Sam Bankman-Fried va-t-il rester en prison jusqu’à son procès ?

Matthieu Dumas
| 8 min de lecture

Sam Bankman-Fried, le fondateur et ancien PDG de la plateforme d’échange de cryptomonnaies FTX, est actuellement détenu dans une prison fédérale à Brooklyn, après que sa liberté sous caution ai été révoquée par un juge américain qui l’accuse d’avoir tenté de suborner des témoins

Bankman-Fried fait face à un procès prévu pour le 3 octobre, où il devra répondre de huit chefs d’accusation de fraude et de complot, liés au détournement de milliards de dollars de fonds de ses clients. S’il est reconnu coupable, il risque jusqu’à 115 ans de prison

Mais Bankman-Fried a-t-il une chance de sortir de prison avant son procès ? Et quelles sont les conséquences de son incarcération pour l’industrie des cryptomonnaies ?

Les raisons du retrait de la caution

Bankman-Fried avait été arrêté en décembre 2022 aux Bahamas, où il résidait depuis la faillite de FTX en août 2022. Il avait été extradé vers les États-Unis, où il avait été libéré sous caution moyennant une somme de 250 millions de dollars. Il devait respecter plusieurs conditions, dont le port d’un bracelet électronique, l’interdiction de quitter le pays et l’interdiction de contacter des témoins potentiels contre lui.

Or, selon les procureurs fédéraux, Bankman-Fried a violé ces conditions à plusieurs reprises. Ils ont présenté au juge Lewis Kaplan des éléments montrant que Bankman-Fried avait utilisé un réseau privé virtuel (VPN) pour contourner la surveillance électronique et communiquer avec des personnes liées à son affaire. 

Ils ont également affirmé que Bankman-Fried avait tenté d’influencer l’un des témoins clés du procès, Caroline Ellison, son ancienne compagne et ex-directrice générale de FTX. Bankman-Fried aurait partagé avec un journaliste du New York Times des écrits personnels d’Ellison, dans le but de la discréditer et de la dissuader de témoigner contre lui.

Le juge Kaplan a estimé qu’il y avait des motifs probables pour croire que Bankman-Fried avait essayé de « suborner des témoins au moins deux fois » depuis son arrestation. Il a donc ordonné le retrait de sa caution et son placement en détention provisoire au Metropolitan Detention Center (MDC) de Brooklyn, une prison fédérale connue pour ses conditions déplorables. Les avocats de Bankman-Fried ont immédiatement fait appel de cette décision, mais sans succès jusqu’à présent.

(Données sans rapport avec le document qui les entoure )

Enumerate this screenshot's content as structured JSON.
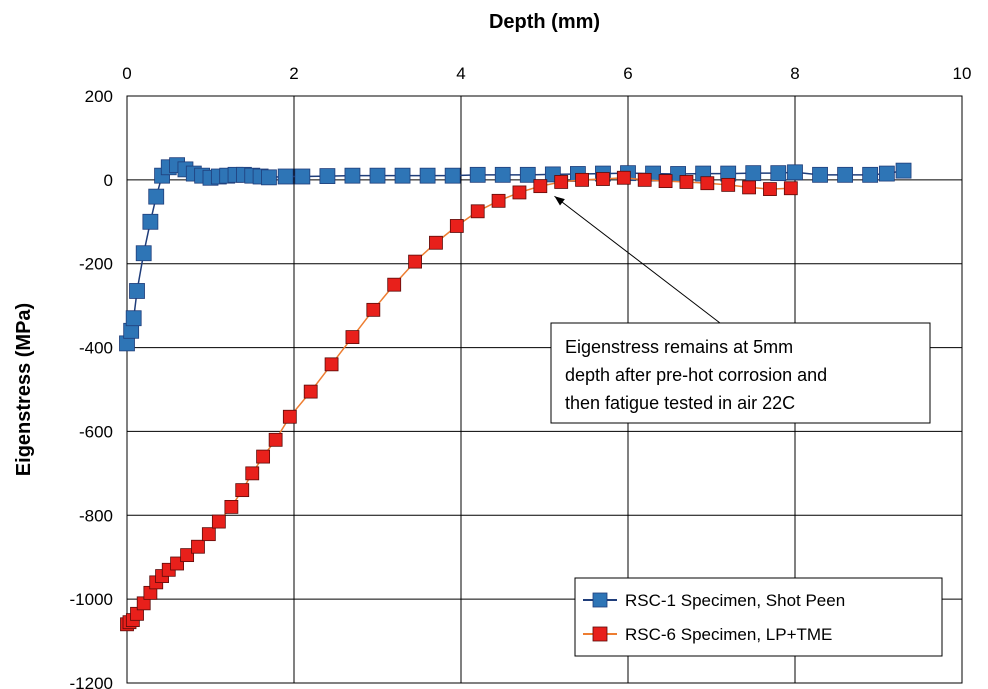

Les arguments de la défense

Les avocats de Bankman-Fried ont plaidé que leur client n’avait pas l’intention d’entraver la justice, mais qu’il voulait simplement défendre sa réputation et exercer son droit à la liberté d’expression. Ils ont soutenu que les écrits d’Ellison étaient pertinents pour montrer qu’elle avait menti aux autorités et qu’elle avait un motif financier pour accuser Bankman-Fried. 

Ils ont aussi affirmé que Bankman-Fried n’avait pas utilisé le VPN pour se soustraire au contrôle judiciaire, mais pour protéger sa vie privée et accéder à des sites web bloqués aux États-Unis.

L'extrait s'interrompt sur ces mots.